L'entraîneur de Lokeren était poursuivi pour avoir critiqué le corps arbitral le 30 octobre après Zulte Waregem-Lokeren

BRUXELLES La commission d'évocation de l'URBSFA a cassé mercredi la décision prise le 3 décembre dernier par la chambre de football rémunéré du comité d'appel dans l'affaire Peter Maes.

L'entraîneur de Lokeren était poursuivi pour avoir critiqué le corps arbitral le 30 octobre après Zulte Waregem-Lokeren. Le dossier a été renvoyé pour jugement devant la première chambre du comité d'appel.

Maes, excusé, avait été jugé par défaut malgré une demande de remise de l'affaire par Lokeren. Il pouvait l'être car l'article 1773 du règlement autorise une instance à juger dans l'intérêt de la fédération, même en cas d'absence excusée, à condition de motiver la décision de juger. Ce qui n'a pas été fait. La commission d'évocation a donc estimé que le règlement avait été violé et a cassé la décision.

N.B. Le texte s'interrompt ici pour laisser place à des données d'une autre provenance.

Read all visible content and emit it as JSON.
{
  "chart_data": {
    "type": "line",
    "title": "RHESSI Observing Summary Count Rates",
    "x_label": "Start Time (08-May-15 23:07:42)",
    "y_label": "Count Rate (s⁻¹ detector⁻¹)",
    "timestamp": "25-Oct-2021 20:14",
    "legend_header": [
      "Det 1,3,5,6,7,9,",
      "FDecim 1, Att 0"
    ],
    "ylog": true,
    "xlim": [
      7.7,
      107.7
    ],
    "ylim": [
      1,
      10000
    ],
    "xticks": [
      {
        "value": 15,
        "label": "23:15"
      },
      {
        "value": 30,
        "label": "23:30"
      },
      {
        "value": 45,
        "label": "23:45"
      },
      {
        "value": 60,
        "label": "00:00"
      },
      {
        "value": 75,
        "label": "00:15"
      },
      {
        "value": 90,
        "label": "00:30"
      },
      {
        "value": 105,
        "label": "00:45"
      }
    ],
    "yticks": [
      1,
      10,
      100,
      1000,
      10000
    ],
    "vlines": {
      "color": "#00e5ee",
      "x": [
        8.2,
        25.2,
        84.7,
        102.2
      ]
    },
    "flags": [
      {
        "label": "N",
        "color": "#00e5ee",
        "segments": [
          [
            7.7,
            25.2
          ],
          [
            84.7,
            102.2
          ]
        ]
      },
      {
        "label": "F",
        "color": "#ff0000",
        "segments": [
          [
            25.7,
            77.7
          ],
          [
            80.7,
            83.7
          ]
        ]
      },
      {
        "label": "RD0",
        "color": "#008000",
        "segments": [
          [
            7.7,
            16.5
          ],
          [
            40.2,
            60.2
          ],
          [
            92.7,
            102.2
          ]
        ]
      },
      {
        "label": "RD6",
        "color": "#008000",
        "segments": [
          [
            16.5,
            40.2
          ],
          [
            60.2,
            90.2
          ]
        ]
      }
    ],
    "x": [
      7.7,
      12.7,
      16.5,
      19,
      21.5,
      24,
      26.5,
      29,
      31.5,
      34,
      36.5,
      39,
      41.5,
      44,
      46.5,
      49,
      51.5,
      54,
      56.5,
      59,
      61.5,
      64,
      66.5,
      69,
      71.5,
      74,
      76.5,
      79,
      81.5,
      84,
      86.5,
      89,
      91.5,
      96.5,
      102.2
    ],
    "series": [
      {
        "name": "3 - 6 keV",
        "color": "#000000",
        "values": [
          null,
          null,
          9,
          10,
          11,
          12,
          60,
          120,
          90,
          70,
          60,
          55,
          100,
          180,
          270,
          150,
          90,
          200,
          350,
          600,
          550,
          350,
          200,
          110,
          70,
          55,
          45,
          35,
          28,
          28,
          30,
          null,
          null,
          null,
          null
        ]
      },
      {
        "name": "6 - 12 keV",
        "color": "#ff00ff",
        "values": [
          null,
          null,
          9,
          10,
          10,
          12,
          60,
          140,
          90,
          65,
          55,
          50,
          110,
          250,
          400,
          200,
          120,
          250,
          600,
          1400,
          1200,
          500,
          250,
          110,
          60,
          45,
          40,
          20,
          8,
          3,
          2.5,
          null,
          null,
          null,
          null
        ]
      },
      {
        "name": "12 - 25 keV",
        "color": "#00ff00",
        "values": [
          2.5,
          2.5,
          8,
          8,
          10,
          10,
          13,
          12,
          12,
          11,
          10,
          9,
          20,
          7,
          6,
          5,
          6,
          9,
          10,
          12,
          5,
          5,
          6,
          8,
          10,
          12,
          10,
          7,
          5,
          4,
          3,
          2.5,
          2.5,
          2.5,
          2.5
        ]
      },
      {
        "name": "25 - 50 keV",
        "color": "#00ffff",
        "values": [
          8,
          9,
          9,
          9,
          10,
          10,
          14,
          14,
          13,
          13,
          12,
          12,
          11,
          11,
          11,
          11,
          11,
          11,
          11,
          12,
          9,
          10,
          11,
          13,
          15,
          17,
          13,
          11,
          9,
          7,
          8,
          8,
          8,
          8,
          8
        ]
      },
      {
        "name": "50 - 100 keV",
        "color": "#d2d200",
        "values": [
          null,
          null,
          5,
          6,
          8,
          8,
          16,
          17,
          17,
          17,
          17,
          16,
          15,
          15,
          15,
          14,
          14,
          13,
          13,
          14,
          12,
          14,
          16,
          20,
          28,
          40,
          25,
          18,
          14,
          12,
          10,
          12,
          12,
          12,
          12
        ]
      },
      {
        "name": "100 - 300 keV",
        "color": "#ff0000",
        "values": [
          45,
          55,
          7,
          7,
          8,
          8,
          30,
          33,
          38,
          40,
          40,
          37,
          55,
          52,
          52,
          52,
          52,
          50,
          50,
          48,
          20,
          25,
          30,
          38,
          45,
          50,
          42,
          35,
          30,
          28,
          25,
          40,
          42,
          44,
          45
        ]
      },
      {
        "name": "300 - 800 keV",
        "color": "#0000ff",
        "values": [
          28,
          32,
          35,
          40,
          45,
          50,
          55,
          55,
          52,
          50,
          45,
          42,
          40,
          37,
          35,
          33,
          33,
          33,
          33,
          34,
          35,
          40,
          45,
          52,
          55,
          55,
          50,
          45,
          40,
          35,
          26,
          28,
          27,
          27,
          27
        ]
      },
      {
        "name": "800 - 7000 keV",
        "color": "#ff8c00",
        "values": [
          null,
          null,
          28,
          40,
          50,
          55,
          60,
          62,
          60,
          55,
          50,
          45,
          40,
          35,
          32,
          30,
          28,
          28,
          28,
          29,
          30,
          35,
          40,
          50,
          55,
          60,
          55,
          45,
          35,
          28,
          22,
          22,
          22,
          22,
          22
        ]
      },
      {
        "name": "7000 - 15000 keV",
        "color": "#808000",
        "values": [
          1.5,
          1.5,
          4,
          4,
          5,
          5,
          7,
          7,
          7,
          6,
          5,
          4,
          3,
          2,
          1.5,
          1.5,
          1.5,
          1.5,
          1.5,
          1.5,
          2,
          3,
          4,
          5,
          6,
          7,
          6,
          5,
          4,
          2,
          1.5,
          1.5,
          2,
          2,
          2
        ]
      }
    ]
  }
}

Le comité sportif avait estimé que le parquet ne pouvait poursuivre l'entraîneur de Lokeren car le rapport de l'arbitre avait été envoyé avec 24 h de retard. Le parquet alla en appel et obtint gain de cause. Le délai non respecté ne prescrit pas sous peine de nullité (une réaction à l'encontre de l'arbitre fautif ne peut émaner que de la CCA).

Le comité d'appel devait donc juger Maes sur le fond. Mais le défenseur de Maes, Jean-Marie Philips (SG de Lokeren) contesta l'interprétation du parquet et du comité d'appel et s'est pourvu en évocation.

La nouvelle chambre du comité d'appel doit désormais décider si Maes va être jugé on non et donner raison au parquet ou au comité sportif.